When converting a decimal number to a base above 10 using .toString(base)
, it seems that I always get a lower case string. Can I rely on this? An upper case string would be correct, although would need converting for my application.
Extra credit for referencing the part of the spec that defines this (I looked and couldn't find it) and for any counter-examples (browsers that return uppercase).
Example:
(12648430).toString(16) // returns: "c0ffee". Not "C0FFEE"
Probably. It's defined in the 5th edition specification, §15.7.4.2:
If ToInteger(radix) is not an integer between 2 and 36 inclusive throw a RangeError exception. If ToInteger(radix) is an integer from 2 to 36, but not 10, the result is a String representation of this Number value using the specified radix. Letters a-z are used for digits with values 10 through 35. The precise algorithm is implementation-dependent if the radix is not 10, however the algorithm should be a generalisation of that specified in 9.8.1.
(my emphasis)
But, the 3rd edition spec (from 1999) did not say that, it just said:
If radix is an integer from 2 to 36, but not 10, the result is a string, the choice of which is implementation-dependent.
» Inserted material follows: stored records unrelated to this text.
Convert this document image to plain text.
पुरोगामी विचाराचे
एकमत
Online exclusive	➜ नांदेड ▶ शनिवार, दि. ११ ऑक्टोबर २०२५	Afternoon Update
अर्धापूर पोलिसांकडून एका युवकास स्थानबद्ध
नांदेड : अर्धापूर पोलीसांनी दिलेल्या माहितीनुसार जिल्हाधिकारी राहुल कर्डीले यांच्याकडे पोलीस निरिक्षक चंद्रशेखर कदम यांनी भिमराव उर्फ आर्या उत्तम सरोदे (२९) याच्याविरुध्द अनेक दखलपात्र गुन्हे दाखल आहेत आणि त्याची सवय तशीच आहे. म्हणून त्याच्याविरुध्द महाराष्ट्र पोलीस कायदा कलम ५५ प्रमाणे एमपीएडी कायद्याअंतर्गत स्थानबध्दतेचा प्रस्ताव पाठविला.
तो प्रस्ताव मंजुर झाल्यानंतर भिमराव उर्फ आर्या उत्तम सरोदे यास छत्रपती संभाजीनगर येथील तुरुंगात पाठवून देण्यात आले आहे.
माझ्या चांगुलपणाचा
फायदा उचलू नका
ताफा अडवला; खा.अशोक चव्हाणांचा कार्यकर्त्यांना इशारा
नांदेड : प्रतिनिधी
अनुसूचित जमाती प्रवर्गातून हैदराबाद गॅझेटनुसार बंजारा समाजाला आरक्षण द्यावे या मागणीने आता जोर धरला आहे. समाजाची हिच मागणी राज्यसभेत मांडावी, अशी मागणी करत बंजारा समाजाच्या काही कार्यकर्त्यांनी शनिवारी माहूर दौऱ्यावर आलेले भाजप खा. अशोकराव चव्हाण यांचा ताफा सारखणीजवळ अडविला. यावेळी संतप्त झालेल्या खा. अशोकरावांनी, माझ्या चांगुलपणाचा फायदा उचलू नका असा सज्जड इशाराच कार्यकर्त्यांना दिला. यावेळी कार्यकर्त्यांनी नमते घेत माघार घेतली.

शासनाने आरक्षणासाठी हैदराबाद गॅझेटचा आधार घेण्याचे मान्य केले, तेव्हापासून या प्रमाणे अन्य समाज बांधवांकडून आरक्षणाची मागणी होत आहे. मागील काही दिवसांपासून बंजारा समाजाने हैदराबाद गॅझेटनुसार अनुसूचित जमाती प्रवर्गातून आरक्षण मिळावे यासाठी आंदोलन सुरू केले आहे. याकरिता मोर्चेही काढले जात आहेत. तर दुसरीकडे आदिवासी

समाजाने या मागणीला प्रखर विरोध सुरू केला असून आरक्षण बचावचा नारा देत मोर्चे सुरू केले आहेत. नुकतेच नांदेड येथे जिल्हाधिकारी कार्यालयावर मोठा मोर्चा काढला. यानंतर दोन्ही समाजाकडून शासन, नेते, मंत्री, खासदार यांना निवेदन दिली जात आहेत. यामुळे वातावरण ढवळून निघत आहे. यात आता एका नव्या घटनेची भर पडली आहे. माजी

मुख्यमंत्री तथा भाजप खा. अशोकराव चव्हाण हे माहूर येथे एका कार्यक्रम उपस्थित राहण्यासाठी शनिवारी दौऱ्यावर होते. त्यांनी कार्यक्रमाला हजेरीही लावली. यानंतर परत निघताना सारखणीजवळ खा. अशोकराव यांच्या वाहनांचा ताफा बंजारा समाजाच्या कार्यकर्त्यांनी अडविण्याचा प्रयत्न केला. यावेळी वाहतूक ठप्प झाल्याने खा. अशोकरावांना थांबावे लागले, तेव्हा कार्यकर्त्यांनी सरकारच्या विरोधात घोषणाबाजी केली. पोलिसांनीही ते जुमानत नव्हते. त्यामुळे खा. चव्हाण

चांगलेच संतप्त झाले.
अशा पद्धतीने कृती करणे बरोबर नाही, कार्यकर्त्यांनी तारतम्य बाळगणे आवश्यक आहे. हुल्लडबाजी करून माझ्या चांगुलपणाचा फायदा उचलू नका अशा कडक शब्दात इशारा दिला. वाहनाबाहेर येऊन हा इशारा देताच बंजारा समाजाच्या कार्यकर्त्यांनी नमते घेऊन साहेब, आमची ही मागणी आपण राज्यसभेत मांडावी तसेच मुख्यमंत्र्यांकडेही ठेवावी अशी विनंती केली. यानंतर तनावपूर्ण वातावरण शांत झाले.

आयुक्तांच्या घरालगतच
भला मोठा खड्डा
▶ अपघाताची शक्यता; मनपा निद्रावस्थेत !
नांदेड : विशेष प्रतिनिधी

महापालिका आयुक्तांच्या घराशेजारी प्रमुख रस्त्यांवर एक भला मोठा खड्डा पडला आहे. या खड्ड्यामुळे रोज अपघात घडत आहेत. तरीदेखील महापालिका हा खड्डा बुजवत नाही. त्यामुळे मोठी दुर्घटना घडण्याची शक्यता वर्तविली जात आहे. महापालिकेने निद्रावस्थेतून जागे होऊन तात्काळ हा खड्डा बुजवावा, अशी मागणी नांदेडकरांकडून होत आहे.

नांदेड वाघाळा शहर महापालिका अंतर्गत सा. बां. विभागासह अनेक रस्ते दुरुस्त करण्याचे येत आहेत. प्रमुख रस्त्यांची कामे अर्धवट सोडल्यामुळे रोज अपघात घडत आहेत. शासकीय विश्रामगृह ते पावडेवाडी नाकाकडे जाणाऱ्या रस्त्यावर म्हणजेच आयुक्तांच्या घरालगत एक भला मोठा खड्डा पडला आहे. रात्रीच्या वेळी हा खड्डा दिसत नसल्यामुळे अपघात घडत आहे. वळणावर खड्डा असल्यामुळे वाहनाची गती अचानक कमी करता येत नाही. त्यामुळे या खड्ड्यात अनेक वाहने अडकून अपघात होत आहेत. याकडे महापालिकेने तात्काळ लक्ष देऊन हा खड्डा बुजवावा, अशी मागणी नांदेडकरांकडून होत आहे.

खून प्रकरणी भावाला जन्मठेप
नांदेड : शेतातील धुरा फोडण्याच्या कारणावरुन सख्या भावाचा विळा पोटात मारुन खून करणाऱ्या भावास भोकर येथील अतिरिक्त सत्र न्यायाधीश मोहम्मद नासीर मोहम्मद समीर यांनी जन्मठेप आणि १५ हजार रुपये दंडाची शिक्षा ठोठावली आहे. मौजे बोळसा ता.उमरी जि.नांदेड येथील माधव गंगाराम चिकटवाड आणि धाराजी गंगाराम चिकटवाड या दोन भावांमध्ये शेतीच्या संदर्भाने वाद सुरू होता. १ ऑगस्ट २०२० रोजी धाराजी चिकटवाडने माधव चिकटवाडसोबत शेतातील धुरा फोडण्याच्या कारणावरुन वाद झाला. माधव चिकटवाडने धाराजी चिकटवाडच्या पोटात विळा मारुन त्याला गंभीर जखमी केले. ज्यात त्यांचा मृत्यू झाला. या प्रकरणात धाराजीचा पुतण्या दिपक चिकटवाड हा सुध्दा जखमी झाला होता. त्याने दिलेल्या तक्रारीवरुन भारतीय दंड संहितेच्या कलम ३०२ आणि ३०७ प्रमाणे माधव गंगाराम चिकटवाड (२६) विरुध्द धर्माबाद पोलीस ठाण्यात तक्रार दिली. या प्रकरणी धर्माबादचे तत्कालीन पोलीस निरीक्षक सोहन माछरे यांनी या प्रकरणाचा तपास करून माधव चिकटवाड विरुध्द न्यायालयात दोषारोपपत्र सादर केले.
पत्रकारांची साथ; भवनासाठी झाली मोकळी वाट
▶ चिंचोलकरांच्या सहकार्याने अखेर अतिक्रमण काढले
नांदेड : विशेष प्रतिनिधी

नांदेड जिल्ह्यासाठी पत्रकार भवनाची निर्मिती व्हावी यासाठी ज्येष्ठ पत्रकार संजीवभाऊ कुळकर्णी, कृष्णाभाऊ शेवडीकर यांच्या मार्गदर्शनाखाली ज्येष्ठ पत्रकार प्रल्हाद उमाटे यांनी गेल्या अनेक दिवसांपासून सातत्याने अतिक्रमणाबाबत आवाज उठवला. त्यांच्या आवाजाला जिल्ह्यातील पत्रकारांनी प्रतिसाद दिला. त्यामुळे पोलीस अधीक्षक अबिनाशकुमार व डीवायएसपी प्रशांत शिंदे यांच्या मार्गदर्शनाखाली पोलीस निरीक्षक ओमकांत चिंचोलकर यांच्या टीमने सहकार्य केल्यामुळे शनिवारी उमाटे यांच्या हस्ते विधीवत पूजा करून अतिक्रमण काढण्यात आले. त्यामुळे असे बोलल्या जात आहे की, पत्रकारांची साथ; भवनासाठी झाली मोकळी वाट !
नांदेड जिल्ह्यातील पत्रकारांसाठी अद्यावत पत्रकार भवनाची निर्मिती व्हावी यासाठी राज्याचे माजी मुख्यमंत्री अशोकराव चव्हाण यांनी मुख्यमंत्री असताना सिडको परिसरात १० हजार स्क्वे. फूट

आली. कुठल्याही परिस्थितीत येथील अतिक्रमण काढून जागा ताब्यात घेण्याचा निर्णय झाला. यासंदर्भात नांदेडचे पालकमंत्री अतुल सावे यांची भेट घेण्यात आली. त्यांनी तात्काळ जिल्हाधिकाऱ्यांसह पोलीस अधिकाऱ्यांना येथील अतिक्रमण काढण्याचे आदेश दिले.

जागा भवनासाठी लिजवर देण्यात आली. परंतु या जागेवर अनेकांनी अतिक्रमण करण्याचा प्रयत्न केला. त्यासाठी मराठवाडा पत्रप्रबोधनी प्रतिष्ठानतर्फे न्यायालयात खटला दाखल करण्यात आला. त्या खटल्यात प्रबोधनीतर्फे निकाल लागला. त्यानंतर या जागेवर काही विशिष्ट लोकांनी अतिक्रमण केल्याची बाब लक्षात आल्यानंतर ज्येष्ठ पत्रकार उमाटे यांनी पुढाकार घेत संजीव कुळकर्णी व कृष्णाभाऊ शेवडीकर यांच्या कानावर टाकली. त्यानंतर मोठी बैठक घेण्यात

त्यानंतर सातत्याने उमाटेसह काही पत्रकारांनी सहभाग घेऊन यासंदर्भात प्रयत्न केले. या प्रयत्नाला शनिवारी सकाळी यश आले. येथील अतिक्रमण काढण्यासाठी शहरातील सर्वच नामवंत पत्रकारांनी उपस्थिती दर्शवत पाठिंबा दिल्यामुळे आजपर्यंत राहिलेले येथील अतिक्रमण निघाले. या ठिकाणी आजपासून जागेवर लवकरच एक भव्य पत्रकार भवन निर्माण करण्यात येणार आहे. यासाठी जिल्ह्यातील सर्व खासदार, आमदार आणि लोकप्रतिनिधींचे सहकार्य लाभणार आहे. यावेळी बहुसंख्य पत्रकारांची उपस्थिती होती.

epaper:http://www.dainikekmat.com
...so it's possible you may find engines in the wild that use upper case (or something else entirely). I'd say that's fairly unlikely, they didn't usually add things like that to the spec if there were significant known implementations that didn't have that behavior. I get lower case on current versions of Chrome, Firefox, and Opera, and on IE8 and even IE6. So I'd say it's probably fairly consistent.